A primeira metade é mais etérea: “onde os sonhos se abraçam / num rio de esperança”. A imagem é suave, talvez demasiado familiar, mas funciona dentro do tom onírico. O verso “onde o tempo se toca / onde o espaço se sente” é mais interessante: há aqui uma tentativa de materializar abstrações, de dar corpo ao intangível. É um gesto arriscado, mas que cria uma atmosfera de suspensão, como se o poema estivesse a tentar nomear um lugar que não pertence ao mundo físico.

A quebra “Não vieste / a mim bem sei” introduz um realismo seco, quase resignado. É o primeiro momento em que o poema abandona o etéreo e assume a frustração. A frase “a mim bem sei” tem uma oralidade que contrasta com o tom anterior — e esse contraste dá-lhe força. A seguir, a repetição de “Espero por ti / ali / lá longe” reforça a circularidade da espera, como se a voz poética estivesse presa num movimento que não avança.

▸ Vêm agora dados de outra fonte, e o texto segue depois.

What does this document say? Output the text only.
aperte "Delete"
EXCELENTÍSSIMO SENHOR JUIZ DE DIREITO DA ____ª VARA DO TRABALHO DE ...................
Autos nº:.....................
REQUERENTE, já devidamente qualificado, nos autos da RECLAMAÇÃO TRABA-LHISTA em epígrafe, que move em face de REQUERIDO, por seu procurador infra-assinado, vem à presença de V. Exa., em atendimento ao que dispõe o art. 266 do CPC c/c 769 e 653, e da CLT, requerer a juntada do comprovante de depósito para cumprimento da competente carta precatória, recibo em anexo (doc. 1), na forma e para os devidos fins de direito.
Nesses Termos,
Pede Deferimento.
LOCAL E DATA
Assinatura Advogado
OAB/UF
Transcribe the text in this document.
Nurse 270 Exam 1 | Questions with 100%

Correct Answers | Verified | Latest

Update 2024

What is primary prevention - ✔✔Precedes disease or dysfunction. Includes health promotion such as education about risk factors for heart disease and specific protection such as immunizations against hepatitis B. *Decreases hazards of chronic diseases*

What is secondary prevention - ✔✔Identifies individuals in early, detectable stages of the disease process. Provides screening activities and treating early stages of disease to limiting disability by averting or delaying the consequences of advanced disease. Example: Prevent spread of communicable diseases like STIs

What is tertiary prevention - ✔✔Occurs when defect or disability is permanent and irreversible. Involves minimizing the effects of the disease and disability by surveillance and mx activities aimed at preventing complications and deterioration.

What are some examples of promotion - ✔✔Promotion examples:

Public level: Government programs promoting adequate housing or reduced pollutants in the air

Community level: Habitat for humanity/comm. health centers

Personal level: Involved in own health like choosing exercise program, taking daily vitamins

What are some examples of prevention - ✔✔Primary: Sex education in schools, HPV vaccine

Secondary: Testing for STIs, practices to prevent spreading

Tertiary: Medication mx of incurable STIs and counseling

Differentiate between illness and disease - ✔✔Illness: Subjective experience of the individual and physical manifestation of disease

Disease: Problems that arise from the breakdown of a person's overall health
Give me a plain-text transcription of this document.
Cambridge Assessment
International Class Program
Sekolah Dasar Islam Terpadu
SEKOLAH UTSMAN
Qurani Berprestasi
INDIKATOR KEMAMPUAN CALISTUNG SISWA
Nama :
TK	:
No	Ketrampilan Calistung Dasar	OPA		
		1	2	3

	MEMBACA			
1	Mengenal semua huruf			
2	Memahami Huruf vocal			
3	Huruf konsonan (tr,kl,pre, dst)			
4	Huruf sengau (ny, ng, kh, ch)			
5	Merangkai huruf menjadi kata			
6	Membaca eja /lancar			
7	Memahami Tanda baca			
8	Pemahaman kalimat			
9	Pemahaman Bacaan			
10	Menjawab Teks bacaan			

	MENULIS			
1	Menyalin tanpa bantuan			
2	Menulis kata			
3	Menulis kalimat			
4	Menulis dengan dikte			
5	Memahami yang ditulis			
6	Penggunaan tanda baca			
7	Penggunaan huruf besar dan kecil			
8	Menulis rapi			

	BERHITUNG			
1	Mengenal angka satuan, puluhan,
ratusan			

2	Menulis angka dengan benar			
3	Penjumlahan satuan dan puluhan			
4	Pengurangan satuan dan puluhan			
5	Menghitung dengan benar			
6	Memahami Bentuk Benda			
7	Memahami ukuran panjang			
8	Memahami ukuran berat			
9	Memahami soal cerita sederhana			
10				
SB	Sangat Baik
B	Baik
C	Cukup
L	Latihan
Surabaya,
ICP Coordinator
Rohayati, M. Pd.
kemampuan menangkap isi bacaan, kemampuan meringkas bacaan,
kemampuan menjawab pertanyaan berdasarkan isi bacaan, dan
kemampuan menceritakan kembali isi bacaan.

A imagem “envolta em sementes de dor / num ninho de angústia deitada” é a mais densa do poema. “Sementes de dor” é uma metáfora eficaz porque sugere algo que cresce, que se multiplica, que se entranha. “Ninho de angústia” é mais previsível, mas ganha vida pela posição: a voz poética está deitada dentro dele, não apenas rodeada. Há corpo, há peso, há imobilidade.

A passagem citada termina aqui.